Non è un mistero che i taxi siano tra le categorie più protette in Italia. Lo si capisce soprattutto nei giorni di cattivo tempo o in occasione dei grandi eventi. In breve, proprio quando servono, diventano introvabili. E qualunque colore abbia chi governo, la solfa è sempre quella: i taxi, o meglio, le licenze non si toccano. O quasi. Di questa anomalia se ne è accorta anche la Corte Costituzionale che ha emesso una sentenza che potrebbe fare storia. Un po’ come successo con la “legge Bosman” che ha liberalizzato i giocatori stranieri nel calcio europeo.
Sentenza “Bosman” della Consulta per i taxi: «il blocco delle licenze è incostituzionale»
# Il blocco delle licenze è incostituzionale
Dopo un periodo infinito di attesa arriva la sentenza che può porre fine alle code per i taxi: «Il blocco delle licenze compromette i diritti dei cittadini». In sostanza, “è incostituzionale”. Lo dice proprio la Corte Costituzionale.
Riuscirà questa sentenza a mandare in archivio le immagini delle code infinite di passeggeri e turisti fuori degli aeroporti e stazioni ferroviarie? Il 19 luglio è stato depositato il verdetto che boccia il decreto del 2018 che aveva bloccato il rilascio di nuove licenze.
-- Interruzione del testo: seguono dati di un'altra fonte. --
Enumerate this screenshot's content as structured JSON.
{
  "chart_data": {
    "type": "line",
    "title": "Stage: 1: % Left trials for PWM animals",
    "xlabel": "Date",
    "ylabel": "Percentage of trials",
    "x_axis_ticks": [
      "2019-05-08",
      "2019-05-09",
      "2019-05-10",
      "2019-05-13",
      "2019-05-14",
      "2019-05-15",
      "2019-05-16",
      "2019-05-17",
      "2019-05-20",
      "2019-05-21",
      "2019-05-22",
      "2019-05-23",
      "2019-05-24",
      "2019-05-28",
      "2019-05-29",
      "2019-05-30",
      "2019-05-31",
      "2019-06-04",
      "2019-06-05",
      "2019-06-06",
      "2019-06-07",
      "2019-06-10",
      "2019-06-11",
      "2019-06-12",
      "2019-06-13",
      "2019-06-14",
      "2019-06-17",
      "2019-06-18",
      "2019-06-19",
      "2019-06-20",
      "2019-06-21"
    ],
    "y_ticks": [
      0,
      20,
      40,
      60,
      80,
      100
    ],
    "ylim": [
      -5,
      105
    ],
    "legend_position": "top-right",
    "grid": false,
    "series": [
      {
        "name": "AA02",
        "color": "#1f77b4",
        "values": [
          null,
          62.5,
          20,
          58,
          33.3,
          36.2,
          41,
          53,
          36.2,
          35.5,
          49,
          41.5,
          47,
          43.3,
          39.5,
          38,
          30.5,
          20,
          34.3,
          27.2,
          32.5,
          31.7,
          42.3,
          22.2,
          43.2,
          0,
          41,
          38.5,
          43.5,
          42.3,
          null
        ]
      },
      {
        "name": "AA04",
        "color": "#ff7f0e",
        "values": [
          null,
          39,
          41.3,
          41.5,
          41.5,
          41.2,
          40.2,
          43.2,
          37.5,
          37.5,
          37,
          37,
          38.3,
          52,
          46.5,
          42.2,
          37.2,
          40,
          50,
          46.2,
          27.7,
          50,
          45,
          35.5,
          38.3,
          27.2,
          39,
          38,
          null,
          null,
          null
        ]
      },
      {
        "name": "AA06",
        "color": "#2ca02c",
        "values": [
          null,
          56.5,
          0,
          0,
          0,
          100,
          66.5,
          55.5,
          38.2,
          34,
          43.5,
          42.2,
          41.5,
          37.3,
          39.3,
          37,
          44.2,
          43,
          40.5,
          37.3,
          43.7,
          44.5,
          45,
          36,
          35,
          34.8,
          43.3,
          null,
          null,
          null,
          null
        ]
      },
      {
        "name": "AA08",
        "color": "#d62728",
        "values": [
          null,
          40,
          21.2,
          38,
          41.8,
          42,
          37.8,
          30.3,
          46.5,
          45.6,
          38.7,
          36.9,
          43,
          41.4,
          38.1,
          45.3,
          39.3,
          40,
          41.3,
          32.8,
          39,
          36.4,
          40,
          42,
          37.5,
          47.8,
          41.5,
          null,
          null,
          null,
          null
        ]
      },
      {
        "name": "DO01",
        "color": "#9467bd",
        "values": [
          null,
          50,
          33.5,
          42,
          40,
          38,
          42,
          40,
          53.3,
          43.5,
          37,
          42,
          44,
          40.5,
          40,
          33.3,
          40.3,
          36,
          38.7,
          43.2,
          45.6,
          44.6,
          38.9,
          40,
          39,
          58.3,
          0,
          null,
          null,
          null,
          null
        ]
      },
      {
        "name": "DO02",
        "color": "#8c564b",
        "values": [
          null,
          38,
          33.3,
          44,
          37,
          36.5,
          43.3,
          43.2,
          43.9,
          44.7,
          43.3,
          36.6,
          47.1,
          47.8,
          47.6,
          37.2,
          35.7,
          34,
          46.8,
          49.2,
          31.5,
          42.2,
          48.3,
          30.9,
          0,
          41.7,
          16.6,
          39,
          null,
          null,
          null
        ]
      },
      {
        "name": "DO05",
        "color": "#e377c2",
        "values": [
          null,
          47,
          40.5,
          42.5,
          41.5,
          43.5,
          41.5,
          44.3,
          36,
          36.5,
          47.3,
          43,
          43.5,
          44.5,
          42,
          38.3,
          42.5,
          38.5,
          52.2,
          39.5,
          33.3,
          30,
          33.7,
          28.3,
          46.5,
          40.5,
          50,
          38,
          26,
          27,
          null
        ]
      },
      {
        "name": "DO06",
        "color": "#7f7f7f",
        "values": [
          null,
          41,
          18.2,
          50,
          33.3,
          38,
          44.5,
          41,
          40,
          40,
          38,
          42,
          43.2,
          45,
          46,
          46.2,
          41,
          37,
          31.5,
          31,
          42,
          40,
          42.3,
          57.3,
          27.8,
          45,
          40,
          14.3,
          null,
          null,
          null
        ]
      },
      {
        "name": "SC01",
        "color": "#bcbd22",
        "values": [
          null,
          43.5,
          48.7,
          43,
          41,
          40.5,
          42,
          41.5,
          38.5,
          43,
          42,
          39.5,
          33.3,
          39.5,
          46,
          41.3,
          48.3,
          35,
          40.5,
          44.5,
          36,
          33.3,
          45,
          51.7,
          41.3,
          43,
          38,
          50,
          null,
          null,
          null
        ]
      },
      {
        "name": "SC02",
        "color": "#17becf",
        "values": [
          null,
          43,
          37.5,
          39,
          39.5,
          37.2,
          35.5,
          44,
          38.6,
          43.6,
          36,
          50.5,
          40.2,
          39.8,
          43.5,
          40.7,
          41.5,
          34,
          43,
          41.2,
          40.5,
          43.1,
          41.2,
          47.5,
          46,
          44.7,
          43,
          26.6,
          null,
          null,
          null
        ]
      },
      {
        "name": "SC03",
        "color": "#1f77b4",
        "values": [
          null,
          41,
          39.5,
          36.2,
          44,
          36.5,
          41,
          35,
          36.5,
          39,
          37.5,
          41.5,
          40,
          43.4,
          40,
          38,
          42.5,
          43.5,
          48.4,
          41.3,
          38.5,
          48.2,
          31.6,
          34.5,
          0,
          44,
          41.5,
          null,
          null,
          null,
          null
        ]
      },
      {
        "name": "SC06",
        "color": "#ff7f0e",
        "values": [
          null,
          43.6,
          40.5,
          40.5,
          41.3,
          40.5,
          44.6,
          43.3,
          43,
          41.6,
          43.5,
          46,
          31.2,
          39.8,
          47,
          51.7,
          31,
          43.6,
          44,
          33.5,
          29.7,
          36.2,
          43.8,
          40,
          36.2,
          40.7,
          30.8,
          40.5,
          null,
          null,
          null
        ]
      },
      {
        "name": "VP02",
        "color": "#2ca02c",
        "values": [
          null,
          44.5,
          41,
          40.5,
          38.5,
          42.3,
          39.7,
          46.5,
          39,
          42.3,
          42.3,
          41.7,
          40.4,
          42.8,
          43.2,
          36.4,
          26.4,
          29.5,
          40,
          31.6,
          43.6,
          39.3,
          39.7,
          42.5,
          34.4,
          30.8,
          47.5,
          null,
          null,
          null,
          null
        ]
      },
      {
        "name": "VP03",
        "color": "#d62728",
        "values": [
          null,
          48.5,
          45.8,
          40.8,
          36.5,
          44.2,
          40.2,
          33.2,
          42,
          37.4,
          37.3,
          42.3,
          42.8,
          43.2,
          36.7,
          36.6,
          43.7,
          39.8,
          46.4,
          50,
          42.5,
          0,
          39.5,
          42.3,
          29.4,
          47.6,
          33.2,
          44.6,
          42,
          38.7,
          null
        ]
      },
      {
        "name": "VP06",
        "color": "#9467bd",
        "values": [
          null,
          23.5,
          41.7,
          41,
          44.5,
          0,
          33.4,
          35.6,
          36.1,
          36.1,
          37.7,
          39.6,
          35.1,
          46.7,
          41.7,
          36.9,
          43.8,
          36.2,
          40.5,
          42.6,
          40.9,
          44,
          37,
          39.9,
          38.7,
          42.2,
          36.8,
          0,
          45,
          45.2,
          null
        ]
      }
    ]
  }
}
Ufficialmente per gli Ncc ma che di fatto aveva alzato una barriera a ogni allargamento del servizio riservato ai taxi.
La Corte ha dichiarato incostituzionale il decreto originario: «La norma – scrivono i giudici – ha causato in modo sproporzionato un grave pregiudizio all’interesse della cittadinanza e dell’intera collettività». I servizi di autotrasporto «non in linea» (vale a dire taxi e Ncc) concorrono alla effettiva libertà di circolazione « che è la condizione per l’esercizio di altri diritti».
# L’articolo che ha causato code e deficit nel servizio pubblico
«La forte carenza dell’offerta – continuano i giudici dell’Alta Corte – che colloca l’Italia tra i Paesi meno attrezzati al riguardo….ha indebitamente compromesso non solo il benessere del consumatore ma anche qualcosa di più ampio che attiene all’effettivo godimento di alcuni diritti costituzionali oltre che all’interesse dello sviluppo economico del Paese»
La sentenza dei giudici interviene in particolare contro l’articolo 10 del decreto del 2018 varato dal governo gialloverde (Conte 1) in questo passaggio: «A decorrere dalla data di entrata in vigore del presente decreto …non è consentito il rilascio di nuove autorizzazioni per l’espletamento del servizio di noleggio con conducente con autovettura». I risultati più evidenti di questo articolo sono state le code di cittadini e turisti in attesa di un taxi e il blocco all’estensione del servizio taxi a nuovi operatori.
# Roma e Milano al palo in Europa
«È rimasta inascoltata – conclude la nota dei giudici a spiegazione della sentenza – la preoccupazione dell’Autorità Garante della concorrenza per la quale l’ampliamento dell’offerta risponde all’esigenza di far fronte a una domanda elevata e insoddisfatta soprattutto nelle aree metropolitane caratterizzate da maggiore densità di traffico e dall‘incapacità del trasporto pubblico di linea e del servizio taxi a coprire interamente i bisogni di mobilità della popolazione».
Il confronto tra città italiane e straniere è disastroso. Come riportato sul Corriere della Sera a Roma circolano 7800 taxi e a Madrid 16 mila oltre a 9 mila NCC. Ma a Roma si hanno il 75% dei pernottamenti turistici in più di Madrid. E anche Milano ha numeri assurdi se la si confronta con le altre città europee, come si vede in questo articolo.
La pubblicazione della sentenza ha riacceso il dibattito sul tema: «Chiediamo alla Presidente del Consiglio Giorgia Meloni di convocare rapidamente un tavolo di concertazione per una nuova legge quadro sul trasporto pubblico non di linea» dichiara Andrea Romano, presidente di MuoverSi’ Federazione NCC e Mobilità, che riunisce le principali associazioni del settore Noleggio con Conducente, aggiungendo. «Oggi la sentenza della Corte Costituzionale assesta un colpo definitivo alla già traballante credibilità della legge gravemente punitiva verso decine di migliaia di operatori e aziende».